Mickaël Arcos

jeudi, mai 22, 2008, 01:33 PM ( 24 lectures ) - Cinéma - Posté par Mickaël
- Cinéma, Spectacle, Art

Et oui, déjà vu, le jour de sa sortie ! Si ça c'est pas du fanatisme. Ou bien simplement de la manipulation à voir les trois premiers épisodes passer à la télé depuis un mois, et Canned ne parler presque que de ça... sans parler des affiches partout dans paris, y compris sur les bus que je suis en vélo le nez collé sur l'affiche "Le 21 mai".

En tout cas après avoir vu et revu les trois premiers épisodes, il fallait que je sois dans la salle avec les fans (au chapeau) du premier jour.

Mon sentiment est double. Content et déçu. Content car Spielberg a réussi à faire revivre le héros archéologue aventurier. Mais déçu, car cette résurection se fait au prix d'une réponse à une grande attente, ce qui a tendance à diriger le film, avant l'aventure, le scénario, et tout ce qui devrait être l'essence même d'un film.

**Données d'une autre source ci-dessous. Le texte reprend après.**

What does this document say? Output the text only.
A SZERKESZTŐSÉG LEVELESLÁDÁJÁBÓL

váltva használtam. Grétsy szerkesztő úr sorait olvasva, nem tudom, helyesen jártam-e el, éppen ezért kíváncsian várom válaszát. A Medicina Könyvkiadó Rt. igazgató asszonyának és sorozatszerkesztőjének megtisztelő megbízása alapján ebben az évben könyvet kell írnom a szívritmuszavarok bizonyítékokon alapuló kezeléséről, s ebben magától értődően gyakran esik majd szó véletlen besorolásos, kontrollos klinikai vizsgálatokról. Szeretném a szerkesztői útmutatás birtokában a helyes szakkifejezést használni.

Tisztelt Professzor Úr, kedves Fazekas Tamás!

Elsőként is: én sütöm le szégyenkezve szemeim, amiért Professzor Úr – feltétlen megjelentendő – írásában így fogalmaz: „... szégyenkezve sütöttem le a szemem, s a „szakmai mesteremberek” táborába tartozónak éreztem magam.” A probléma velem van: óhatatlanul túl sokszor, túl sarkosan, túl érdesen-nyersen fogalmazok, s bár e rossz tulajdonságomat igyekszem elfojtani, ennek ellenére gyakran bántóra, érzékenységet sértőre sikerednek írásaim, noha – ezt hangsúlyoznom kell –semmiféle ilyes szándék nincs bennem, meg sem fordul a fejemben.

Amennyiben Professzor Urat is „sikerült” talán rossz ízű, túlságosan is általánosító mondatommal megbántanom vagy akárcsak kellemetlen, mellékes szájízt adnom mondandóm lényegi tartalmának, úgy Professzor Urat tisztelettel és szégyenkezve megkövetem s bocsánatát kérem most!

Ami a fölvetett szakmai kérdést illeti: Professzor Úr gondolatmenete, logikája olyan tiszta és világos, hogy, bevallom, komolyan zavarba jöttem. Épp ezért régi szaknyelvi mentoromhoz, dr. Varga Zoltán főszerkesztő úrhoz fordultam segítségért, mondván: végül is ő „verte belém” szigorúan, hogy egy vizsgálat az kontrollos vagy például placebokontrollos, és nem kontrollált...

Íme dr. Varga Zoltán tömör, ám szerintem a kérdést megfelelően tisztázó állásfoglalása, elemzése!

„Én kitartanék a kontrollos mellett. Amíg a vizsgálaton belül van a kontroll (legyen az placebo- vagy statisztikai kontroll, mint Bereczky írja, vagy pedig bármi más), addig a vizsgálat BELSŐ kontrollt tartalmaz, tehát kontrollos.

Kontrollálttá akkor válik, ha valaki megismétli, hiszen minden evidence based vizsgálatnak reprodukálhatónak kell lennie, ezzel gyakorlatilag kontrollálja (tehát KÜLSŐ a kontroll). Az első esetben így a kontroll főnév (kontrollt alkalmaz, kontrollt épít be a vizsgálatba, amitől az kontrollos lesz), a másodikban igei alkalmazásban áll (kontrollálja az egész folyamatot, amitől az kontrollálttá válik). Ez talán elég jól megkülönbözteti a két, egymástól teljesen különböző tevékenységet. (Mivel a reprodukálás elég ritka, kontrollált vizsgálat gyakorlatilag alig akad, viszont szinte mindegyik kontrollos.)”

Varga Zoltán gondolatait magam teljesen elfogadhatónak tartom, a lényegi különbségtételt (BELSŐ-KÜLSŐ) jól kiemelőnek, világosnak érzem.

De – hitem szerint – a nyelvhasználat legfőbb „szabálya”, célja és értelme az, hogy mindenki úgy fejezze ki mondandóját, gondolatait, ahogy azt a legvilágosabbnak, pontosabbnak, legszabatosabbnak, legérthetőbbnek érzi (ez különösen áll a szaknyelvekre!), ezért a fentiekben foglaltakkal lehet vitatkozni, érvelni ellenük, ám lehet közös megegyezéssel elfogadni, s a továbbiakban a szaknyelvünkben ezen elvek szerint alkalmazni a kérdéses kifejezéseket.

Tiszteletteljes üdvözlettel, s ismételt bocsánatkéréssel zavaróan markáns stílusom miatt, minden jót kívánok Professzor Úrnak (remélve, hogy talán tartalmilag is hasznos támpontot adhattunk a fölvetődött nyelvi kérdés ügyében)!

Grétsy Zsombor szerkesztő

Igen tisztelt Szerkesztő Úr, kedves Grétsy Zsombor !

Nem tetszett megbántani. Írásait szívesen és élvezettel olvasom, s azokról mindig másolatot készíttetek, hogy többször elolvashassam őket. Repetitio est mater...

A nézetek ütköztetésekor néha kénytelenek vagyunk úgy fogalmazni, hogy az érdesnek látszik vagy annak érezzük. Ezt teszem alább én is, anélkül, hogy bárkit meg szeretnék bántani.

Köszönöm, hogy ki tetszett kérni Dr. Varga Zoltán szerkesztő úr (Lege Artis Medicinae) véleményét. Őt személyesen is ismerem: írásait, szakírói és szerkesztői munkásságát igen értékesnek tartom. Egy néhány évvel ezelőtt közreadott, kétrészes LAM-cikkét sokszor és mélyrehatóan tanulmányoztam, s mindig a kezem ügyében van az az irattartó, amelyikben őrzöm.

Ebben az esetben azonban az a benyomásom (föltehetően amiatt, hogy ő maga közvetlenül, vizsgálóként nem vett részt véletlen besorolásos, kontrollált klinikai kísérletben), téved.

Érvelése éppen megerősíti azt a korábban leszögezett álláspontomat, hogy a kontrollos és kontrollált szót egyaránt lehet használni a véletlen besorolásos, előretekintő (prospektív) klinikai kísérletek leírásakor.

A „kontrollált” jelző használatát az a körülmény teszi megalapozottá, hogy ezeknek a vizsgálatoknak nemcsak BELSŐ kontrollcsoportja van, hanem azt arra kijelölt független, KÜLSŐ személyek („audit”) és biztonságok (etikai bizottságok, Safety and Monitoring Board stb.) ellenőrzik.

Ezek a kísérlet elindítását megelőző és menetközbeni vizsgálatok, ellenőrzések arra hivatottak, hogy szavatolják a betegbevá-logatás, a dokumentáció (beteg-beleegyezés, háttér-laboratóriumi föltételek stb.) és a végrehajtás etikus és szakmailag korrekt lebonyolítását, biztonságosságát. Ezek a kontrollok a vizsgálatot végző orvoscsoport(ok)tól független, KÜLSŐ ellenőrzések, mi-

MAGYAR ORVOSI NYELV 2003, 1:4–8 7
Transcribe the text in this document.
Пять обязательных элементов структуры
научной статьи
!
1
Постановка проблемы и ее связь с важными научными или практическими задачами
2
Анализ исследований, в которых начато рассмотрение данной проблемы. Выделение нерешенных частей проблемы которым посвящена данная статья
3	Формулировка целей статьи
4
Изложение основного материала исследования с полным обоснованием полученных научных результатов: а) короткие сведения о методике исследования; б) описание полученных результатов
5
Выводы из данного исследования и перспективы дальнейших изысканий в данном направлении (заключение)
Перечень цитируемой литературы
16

Si toutefois Spielberg a réussi à faire revivre "Indy" (renommé ici et là "Jonesy"), ce n'est pas sans erreurs à mes yeux fatales. Premièrement Indiana Jones ne mène pas sa quête seul, ou à deux comme il avait l'habitude auparavant, et ce qui lui donnait un charme et un courage sans mesure. Ici il est accompagné de sa famille (compagne et rejeton), d'un "agent triple", et de son ami fou qui ne parle qu'en enigmes Oxley. Voyage bien encombrant donc. On tombe alors dans le dramatique "syndrome des suites", à la Shrek, Matrix ou Harry Potter. On a peur que les personnages connus ne suffisent plus, alors on n'en invente d'autres, masi évidemment il ne sont pas creusés. Et Indy n'échappe pas à cet écueil. Qu'est-ce qu'un aventurier de 60 ans, après trois aventures grandioses ? Comment a-t-il évolué ? Qu'envisage-t-il dans le futur ? Tant de questions auxquelles cet épisode ne répond pas, alors qu'il introduit son ex, son fils, un vieil ami inconnu, une méchante caricaturée...

Deuxièmement, la quête qu'il mène ici n'est pas une quête qui a un intérêt grandissant pour Indy, mais plutôt pour son vieux compagnon Oxley, dont on ne sait presque rien, et dont d'ailleurs on n'apprend rien car fou. Rien à voir avec ce bon vieux Marcus ou autre directeur de l'Université qu'on connaît bien.

Troisièmement, les effets spéciaux. Ils rendent grandiosent une scène que le scénario n'a pas su annoncer (la scène finale). A quoi bon faire virevolter le Pérou si le spectateur n'a pas attaché un véritable sens à la quête du professeur Jones. D'ailleurs en quoi cette quête est-elle doublée d'une quête personnelle, pourtant si évidente de reconnaître et connaître son fils... ? Spielberg a tendance à oublier le sens primaire du cinéma en lui donnant une forme fantastique - certes réussie.

Dommage donc que le film, à voir toutefois, sans pour autant se précipiter, tombe dans ces erreurs si classiques du cinéma hollywoodien. Quand est-ce que réalisateurs et producteurs attacheront plus d'importance au fond qu'à la forme "spectacle" du cinéma.

Quelques scènes et répliques restent savoureuses (bien qu'elles auraient été vraiment mieux avec un meilleur scénar) comme par exemple la scène des "méchantes fourmis" ou du passage des chutes. D'autres, loufoques, n'ont pas tellement leur place (Junior qui se la joue à la Tarzan dans les lianes), tout comme ce tant attendu fils d'Indiana Jones, qui s'en sort pas si mal (ouf), mais dont le rôle est à remettre en question (en fait c'est le gars qui accompagne Indy dans l'aventure, en posant plein de questions un peu stupides).